Combined conjunctival rotational autograft with 0.02% mitomycin C in primary pterygium surgery: a long-term follow-up study.Br J Ophthalmol. 2015 Oct; 99(10):1396-400.BJ
To compare the long-term outcomes of primary pterygium surgery with combined conjunctival rotational autograft and mitomycin C (CRA-MMC), mitomycin C alone (MMC) and limbal conjunctival autograft (LCAU).
The outcomes of primary pterygium excision followed by conjunctival rotational autograft (CRA) combined with intraoperative 0.02% MMC for 5 min (group 1, CRA-MMC, n=61) were compared with historical control groups consisting of, pterygium excision with MMC (group 2, n=47), and, pterygium excision with limbal conjunctival autograft (LCAU) (group 3, n=29). The main outcome measures were recurrence rate and complications.
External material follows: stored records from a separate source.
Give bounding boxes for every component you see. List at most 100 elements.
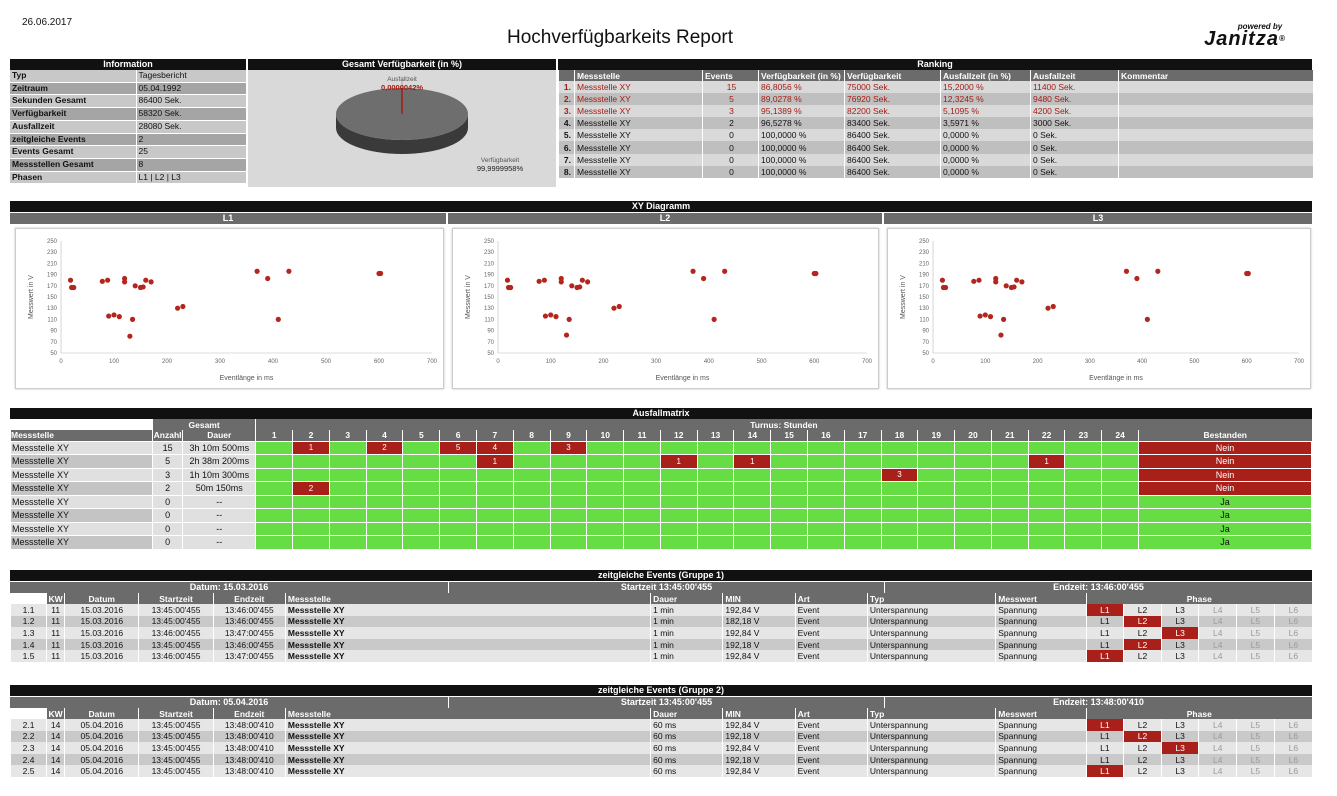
group-end: Endzeit: 13:48:00'410 [884,697,1312,708]
ranking-cell-fpct: 5,1095 % [940,105,1031,118]
matrix-cell-fail: 2 [292,481,330,496]
matrix-cell-ok [807,521,845,536]
x-tick-label: 400 [268,359,279,365]
row-art: Event [794,753,868,766]
y-tick-label: 190 [47,273,58,279]
row-phase-l2: L2 [1123,765,1162,777]
matrix-cell-ok [402,467,441,482]
matrix-cell-ok [659,535,698,550]
row-phase-l6: L6 [1273,719,1312,731]
row-phase-l1: L1 [1085,638,1124,651]
matrix-cell-ok [292,467,330,482]
matrix-cell-ok [733,481,772,496]
ranking-header: Verfügbarkeit [844,70,941,81]
row-date: 15.03.2016 [64,638,139,651]
matrix-hour-header: 16 [807,430,845,441]
matrix-station: Messstelle XY [10,535,153,550]
matrix-passed: Ja [1138,521,1312,536]
matrix-cell-ok [1027,481,1066,496]
ranking-cell-name: Messstelle XY [574,105,703,118]
y-tick-label: 170 [919,284,930,290]
row-min: 192,84 V [722,650,796,662]
x-axis-label: Eventlänge in ms [220,375,274,382]
ranking-row: 8. Messstelle XY 0 100,0000 % 86400 Sek. 0,00… [558,165,1313,178]
matrix-hour-header: 13 [696,430,734,441]
matrix-cell-ok [549,494,588,509]
matrix-cell-ok [549,467,588,482]
ranking-title: Ranking [558,59,1312,70]
matrix-cell-fail: 5 [439,440,477,455]
row-phase-l4: L4 [1198,650,1237,662]
matrix-cell-ok [1027,521,1066,536]
matrix-cell-ok [990,481,1029,496]
data-point [536,278,542,284]
matrix-duration: -- [182,521,257,536]
matrix-cell-ok [990,508,1029,523]
row-station: Messstelle XY [284,753,651,766]
row-kw: 11 [46,638,65,651]
matrix-cell-ok [696,494,735,509]
row-phase-l3: L3 [1160,719,1199,731]
x-tick-label: 700 [862,359,873,365]
pie-avail-value: 99,9999958% [477,164,524,173]
row-id: 2.3 [9,742,47,754]
group-header: Startzeit [138,708,214,719]
group-end: Endzeit: 13:46:00'455 [884,582,1312,593]
row-phase-l3: L3 [1160,604,1199,616]
xy-chart-l1: 50 70 90 110 130 150 170 190 210 230 250 0 100 200 300… [15,228,444,389]
ranking-cell-fpct: 12,3245 % [940,93,1031,106]
row-kw: 14 [46,730,65,743]
row-station: Messstelle XY [284,627,651,639]
row-type: Unterspannung [866,730,996,743]
ranking-cell-comment [1118,117,1313,130]
info-row: Verfügbarkeit 58320 Sek. [10,107,246,121]
ranking-cell-fpct: 15,2000 % [940,81,1031,94]
data-point [585,279,591,285]
ranking-cell-events: 15 [702,81,759,94]
group-row: 2.3 14 05.04.2016 13:45:00'455 13:48:00'410 M… [9,742,1312,754]
row-min: 192,18 V [722,753,796,766]
info-key: zeitgleiche Events [10,133,136,147]
matrix-hour-header: 22 [1027,430,1065,441]
matrix-cell-ok [880,535,919,550]
row-phase-l1: L1 [1085,719,1124,731]
information-table: Typ Tagesbericht Zeitraum 05.04.1992 Sekunde… [10,70,246,185]
matrix-cell-ok [402,494,441,509]
matrix-cell-ok [1101,481,1140,496]
matrix-duration: -- [182,508,257,523]
matrix-duration: -- [182,494,257,509]
data-point [690,268,696,274]
row-phase-l5: L5 [1236,650,1275,662]
data-point [111,312,117,318]
matrix-cell-ok [807,467,845,482]
matrix-cell-ok [586,467,625,482]
xy-panel-l2-title: L2 [448,213,882,224]
row-phase-l5: L5 [1236,627,1275,639]
ranking-cell-fail: 9480 Sek. [1030,93,1119,106]
x-tick-label: 600 [809,359,820,365]
matrix-cell-ok [990,440,1029,455]
ranking-cell-fail: 0 Sek. [1030,129,1119,142]
matrix-cell-ok [365,467,404,482]
info-row: Events Gesamt 25 [10,145,246,159]
x-tick-label: 200 [162,359,173,365]
matrix-cell-ok [659,440,698,455]
ranking-cell-n: 3. [558,105,575,118]
matrix-cell-ok [1064,535,1103,550]
matrix-cell-ok [917,494,956,509]
row-date: 15.03.2016 [64,650,139,662]
data-point [116,314,122,320]
matrix-cell-ok [990,535,1029,550]
row-measure: Spannung [995,753,1087,766]
matrix-row: Messstelle XY 3 1h 10m 300ms 3 Nein [10,467,1312,482]
row-phase-l2: L2 [1123,627,1162,639]
matrix-station: Messstelle XY [10,508,153,523]
row-duration: 1 min [650,638,723,651]
group-header: Messstelle [284,593,651,604]
data-point [265,275,271,282]
data-point [143,277,149,283]
row-date: 15.03.2016 [64,604,139,616]
row-min: 192,18 V [722,638,796,651]
y-tick-label: 250 [484,239,495,245]
ranking-cell-comment [1118,105,1313,118]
The mean follow-up period was 101±3 months, 138±2 and 137±2 months in the CRA-MMC, MMC and LCAU groups respectively. Recurrence was noted in one patient (1.6%) in the CRA-MMC, 12 patients with MMC (25.5%) and 2 patients with LCAU (6.9%). The difference in recurrence rate between CRA-MMC and MMC was statistically significant (p<0.001). Early postoperative complications included 3 conjunctival cysts (1 from the CRA-MMC, 2 with MMC alone), 2 symblephara (1 in the MMC group, 1 in the LCAU group), and 1 granuloma in the CRA-MMC group.
Pterygium excision followed by CRA-MMC or LCAU are effective means of preventing recurrence. The use of CRA-MMC in pterygium excision may be considered for cases where conventional autograft harvesting is contraindicated or when large grafts for double-head pterygium are required.